I also encountered dozens of bugs in the lead-up to release, from incomplete character models to side quests that didn’t trigger their end states to cinematic sequences that slowed to a near-stop. Major patches have since fixed many of these glitches, although I can’t imagine the game running completely smoothly for another few weeks.

But the thing is, I played through them, often late into the night, transfixed by this flawed, idiosyncratic universe. There is, perhaps more than any other dystopian fiction the industry has produced in recent years, a raw sense of underlying despair and tragedy in this game. It’s hard to wander through the bushes, past the skeletal remains of destroyed villages, past downed helicopters and the rusted remains of tanks, and not think about what the creators of this game have seen and experienced. For those who have doubts, GSC Game World commissioned a documentary, war gameto explore the process.

Has Stalker 2 become an allegory for the Russian invasion? Well, one of the main military factions in the game, called Ward, has invaded the Zone, claiming it will bring stability but is actually more interested in annexing the land to their own state. Interpret that however you want.

Photography: GSC Game World

At the very least, the game is an exploration of trauma that resonates with a fury similar to Elem Klimov’s Come and See and Michael Herr’s Dispatches. As you progress, discover new weapons, upgrade them, make new allies, open new centers and areas of the map, the narrative brings you closer and closer to the heart of the Zone and the terrors that await you there. The sense of foreboding, the atmosphere of loneliness and the image of humanity hanging by a thread are somber and astonishing.

Stalker 2 is a strange, brave, and sometimes broken paean to resilience in the face of overwhelming obstacles. His vision is absolutely uncompromising, often to a fault, enveloping you in his dark spell of science, violence and chaos.
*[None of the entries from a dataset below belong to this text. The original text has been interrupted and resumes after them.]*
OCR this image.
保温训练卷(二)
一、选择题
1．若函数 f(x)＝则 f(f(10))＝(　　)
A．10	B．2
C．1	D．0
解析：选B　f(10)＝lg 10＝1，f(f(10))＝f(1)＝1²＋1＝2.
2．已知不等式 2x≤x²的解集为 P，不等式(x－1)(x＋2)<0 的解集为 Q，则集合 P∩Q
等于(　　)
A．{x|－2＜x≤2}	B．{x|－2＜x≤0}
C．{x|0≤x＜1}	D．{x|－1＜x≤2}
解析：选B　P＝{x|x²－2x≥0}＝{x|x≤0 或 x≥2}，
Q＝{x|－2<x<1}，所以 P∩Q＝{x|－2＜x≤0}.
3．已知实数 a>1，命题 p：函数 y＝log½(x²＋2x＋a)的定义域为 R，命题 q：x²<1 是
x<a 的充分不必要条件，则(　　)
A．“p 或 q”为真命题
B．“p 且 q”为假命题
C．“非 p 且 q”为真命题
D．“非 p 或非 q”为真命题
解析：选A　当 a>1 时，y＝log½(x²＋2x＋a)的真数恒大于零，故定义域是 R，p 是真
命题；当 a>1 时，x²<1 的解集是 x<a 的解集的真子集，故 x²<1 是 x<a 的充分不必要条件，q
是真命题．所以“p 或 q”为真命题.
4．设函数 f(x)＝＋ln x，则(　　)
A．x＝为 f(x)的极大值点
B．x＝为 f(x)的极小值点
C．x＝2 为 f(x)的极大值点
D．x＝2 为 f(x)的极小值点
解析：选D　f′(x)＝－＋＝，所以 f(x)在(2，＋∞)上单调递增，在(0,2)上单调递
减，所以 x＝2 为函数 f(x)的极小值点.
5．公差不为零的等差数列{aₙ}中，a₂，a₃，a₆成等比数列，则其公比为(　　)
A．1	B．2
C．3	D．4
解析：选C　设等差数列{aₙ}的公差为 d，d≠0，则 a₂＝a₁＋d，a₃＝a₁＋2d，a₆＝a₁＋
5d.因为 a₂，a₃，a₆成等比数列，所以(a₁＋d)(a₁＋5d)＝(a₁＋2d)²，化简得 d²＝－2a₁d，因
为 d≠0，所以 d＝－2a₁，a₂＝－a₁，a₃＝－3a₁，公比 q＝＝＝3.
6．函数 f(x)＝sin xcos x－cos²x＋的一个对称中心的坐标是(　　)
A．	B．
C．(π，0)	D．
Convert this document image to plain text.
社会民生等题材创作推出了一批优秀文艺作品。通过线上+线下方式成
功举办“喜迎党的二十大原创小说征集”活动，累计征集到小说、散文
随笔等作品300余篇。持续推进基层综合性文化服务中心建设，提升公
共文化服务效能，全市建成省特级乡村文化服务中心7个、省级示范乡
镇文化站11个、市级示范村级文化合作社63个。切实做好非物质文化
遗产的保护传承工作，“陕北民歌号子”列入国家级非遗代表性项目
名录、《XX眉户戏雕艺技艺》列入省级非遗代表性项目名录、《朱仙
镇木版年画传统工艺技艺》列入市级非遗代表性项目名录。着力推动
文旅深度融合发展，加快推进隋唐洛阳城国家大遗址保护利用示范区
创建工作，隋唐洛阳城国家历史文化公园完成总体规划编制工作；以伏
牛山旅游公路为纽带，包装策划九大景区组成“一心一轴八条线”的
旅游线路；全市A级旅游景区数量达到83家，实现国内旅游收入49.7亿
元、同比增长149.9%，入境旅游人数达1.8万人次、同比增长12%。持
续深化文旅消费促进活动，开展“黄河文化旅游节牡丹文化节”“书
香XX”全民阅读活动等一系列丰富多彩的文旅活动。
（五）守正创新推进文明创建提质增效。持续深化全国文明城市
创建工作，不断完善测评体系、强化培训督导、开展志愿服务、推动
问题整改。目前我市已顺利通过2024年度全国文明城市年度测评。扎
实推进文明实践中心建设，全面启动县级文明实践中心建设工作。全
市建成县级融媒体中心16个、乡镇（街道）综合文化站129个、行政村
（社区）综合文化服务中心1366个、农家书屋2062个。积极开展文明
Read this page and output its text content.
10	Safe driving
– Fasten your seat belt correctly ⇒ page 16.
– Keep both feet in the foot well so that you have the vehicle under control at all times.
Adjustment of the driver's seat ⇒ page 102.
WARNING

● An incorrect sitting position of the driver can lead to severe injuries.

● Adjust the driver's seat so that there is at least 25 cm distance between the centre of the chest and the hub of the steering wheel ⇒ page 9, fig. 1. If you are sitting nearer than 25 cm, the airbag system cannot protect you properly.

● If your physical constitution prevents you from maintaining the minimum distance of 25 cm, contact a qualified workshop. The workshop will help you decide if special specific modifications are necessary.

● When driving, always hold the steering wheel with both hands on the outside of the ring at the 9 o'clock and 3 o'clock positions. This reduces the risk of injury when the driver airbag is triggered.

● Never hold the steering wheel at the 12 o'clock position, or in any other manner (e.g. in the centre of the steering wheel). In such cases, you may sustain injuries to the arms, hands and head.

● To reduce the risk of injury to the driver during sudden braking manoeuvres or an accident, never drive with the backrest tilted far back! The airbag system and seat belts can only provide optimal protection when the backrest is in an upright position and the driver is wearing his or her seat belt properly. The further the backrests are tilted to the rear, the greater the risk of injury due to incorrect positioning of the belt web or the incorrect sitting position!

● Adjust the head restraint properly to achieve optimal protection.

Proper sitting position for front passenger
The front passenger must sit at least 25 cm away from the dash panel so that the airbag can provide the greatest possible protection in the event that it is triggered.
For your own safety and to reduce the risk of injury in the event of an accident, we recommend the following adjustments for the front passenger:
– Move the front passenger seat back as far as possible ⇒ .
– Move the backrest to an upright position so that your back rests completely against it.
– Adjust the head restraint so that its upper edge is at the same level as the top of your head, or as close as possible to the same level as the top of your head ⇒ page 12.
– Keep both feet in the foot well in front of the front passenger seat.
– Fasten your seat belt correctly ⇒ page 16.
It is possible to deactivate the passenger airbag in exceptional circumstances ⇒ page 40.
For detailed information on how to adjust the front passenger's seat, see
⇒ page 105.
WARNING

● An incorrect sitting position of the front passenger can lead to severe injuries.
Certainly, if you loved Dragon’s Dogma 2, which similarly verged on self-parody with its unconventional systems, eccentric characters, and general insanity, you’ll deal well with this game’s technical and narrative inconsistencies. In fact, just like the bullies who inhabit their damaged world, you can shrug your shoulders, improvise, and move on. If you thought developers weren’t making vast, extravagant, and utterly unique open-world games anymore, you were wrong: they are. And some of them have gone through hell to achieve it.